El hombre se presentó en la sede del Juzgado de Paz, aguardó su turno y denunció por violencia familiar al supuesto amante de su pareja. El despechado, delante de los empleados, lanzó una frase tan inquietante como desconcertante: "si a él le pasa algo, yo nada que ver". Ante la sorpresa de la pequeña y deteriorada sede judicial de Allen, que siempre está atestada de gente, pidió una prohibición de acercamiento. Sin embargo, el planteo fue desestimado por no encuadrar en la ley vigente, dejando expuesta una denuncia cargada de celos, sospechas y bastante desvarío.
Todo comenzó cuando el hombre, que aseguró estar en pareja desde hace 15 años con una mujer de 55 años, decidió llevar su drama sentimental al ámbito judicial. Según su relato, desde hace unos cuatro años su pareja habría iniciado una relación paralela con otro hombre del entorno familiar, una situación que, lejos de resolverse puertas adentro, terminó explotando en la sede de Eva Perón al 300.
Sin embargo, lejos de relatar hechos concretos de violencia, el denunciante se limitó a contar que habló con el supuesto tercero en discordia y que le pidió que se alejara de la mujer. Pero, según sostuvo, la respuesta fue exactamente la contraria: el hombre le habría iniciado una causa judicial, lo que terminó de encender su enojo y su paranoia.
A partir de ahí, el relato empezó a desdibujarse. Dijo que días después el "pata de lana" volvió a aparecer en la casa de la mujer y que ella misma le aclaró que no pensaba cerrarle la puerta porque había sido amigo de su hijo fallecido. Un dato sensible, sí, pero que no alcanza para configurar una situación de violencia familiar, como pretendía el denunciante.
Como si fuera poco, el denunciante agregó que buscó a su supuesto rival en Facebook, que sabe que "anda por la ciudad" y que no quiere que se le acerque. Pero el punto más llamativo llegó con una advertencia que encendió todas las alarmas: pidió que quedara claro que "si a él le pasa algo, yo nada que ver", una frase más propia de una novela policial que de una denuncia formal.

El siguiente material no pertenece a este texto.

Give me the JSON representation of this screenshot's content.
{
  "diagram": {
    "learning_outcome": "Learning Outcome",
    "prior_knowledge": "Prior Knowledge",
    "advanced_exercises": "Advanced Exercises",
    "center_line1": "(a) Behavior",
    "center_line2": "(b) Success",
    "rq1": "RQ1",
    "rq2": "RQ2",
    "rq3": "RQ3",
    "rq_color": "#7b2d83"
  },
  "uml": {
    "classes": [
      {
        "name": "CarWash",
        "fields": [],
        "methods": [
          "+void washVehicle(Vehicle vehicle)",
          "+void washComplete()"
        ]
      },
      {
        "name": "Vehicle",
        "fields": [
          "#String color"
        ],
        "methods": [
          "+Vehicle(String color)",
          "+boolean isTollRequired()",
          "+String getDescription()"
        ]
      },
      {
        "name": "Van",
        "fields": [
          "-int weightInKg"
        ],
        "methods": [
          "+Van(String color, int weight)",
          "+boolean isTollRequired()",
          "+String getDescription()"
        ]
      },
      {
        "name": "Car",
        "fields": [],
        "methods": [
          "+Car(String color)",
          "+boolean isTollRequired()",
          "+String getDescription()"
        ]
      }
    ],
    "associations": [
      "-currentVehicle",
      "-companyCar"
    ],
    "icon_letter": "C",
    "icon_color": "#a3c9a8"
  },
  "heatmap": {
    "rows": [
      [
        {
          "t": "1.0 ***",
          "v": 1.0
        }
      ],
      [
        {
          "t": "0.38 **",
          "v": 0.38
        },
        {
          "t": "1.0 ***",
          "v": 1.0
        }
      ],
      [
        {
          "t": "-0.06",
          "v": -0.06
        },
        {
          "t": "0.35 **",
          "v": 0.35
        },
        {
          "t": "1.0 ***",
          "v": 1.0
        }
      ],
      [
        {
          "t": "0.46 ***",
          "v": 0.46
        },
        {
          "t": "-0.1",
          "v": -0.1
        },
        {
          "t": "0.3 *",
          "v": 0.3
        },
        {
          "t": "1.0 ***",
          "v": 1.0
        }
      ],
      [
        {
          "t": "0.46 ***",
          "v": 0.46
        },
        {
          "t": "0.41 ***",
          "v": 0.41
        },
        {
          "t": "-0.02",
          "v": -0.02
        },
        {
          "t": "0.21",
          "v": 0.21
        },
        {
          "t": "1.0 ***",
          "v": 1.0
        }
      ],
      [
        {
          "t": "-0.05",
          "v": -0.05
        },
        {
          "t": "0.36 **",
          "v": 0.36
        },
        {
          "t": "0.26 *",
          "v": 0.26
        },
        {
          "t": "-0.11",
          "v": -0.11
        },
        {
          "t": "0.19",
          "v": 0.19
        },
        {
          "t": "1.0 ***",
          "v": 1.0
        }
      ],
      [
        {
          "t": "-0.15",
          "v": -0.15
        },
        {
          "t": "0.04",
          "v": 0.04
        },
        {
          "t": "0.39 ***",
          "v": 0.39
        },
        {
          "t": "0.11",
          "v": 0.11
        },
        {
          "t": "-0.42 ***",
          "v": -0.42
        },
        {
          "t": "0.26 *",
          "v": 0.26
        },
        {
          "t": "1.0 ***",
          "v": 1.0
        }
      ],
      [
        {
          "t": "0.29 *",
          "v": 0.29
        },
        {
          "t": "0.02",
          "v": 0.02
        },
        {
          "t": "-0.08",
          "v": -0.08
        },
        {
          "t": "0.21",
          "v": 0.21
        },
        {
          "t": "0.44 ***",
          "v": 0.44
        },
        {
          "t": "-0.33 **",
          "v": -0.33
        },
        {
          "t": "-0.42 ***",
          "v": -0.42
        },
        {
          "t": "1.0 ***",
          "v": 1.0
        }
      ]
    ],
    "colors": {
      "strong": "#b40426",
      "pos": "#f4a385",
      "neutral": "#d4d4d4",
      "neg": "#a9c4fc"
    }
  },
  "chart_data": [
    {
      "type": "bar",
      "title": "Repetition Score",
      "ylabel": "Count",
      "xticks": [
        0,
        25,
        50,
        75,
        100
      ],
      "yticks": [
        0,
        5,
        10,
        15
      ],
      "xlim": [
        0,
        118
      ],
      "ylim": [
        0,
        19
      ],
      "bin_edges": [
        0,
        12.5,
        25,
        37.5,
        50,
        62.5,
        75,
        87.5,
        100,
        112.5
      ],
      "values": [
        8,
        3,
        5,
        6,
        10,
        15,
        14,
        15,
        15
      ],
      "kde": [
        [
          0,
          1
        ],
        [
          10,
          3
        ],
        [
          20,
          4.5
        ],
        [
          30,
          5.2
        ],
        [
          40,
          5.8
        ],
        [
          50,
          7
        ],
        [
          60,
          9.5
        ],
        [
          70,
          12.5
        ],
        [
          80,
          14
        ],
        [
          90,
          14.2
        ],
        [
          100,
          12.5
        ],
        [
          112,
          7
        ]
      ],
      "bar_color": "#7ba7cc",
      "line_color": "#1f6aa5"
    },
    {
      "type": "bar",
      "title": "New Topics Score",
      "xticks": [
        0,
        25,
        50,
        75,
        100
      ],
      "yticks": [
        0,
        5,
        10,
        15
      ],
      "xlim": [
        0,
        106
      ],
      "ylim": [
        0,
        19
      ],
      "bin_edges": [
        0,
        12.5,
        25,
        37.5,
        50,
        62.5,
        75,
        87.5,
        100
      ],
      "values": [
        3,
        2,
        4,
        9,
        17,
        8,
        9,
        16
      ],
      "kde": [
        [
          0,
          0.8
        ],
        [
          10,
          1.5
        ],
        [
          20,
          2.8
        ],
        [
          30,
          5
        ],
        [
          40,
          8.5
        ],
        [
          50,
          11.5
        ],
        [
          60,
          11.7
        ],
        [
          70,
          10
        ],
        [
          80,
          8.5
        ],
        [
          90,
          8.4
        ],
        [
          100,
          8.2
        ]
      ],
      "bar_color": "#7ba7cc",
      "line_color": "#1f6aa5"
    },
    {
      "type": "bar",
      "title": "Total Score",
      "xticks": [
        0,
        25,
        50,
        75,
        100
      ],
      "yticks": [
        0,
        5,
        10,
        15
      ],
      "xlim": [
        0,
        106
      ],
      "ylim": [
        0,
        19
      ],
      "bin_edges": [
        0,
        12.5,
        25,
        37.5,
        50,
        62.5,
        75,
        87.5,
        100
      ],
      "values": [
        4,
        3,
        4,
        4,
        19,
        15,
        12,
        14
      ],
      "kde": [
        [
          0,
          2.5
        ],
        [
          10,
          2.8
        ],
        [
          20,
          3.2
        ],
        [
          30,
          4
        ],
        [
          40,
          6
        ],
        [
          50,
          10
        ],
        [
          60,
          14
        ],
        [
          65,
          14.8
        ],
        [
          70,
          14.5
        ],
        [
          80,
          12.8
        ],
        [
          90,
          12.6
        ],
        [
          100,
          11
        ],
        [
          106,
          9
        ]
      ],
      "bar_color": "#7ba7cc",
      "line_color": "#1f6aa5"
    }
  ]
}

Con ese combo explosivo, solicitó una prohibición de acercamiento y que el amante "se abstenga de ocasionar actos molestos o violentos" hacia su persona. Sin embargo, la historia se desinfló rápidamente cuando fue analizada por el equipo del Juzgado de Paz. Se resolvió desestimar la denuncia al considerar que no encuadra en la Ley 3040, que regula la protección integral contra la violencia en el ámbito de las relaciones familiares. La resolución fue clara: la norma alcanza a parejas, ex parejas, convivientes, familiares directos y personas con vínculos parentales o de dependencia. Pero nada dice de amantes, como en este caso.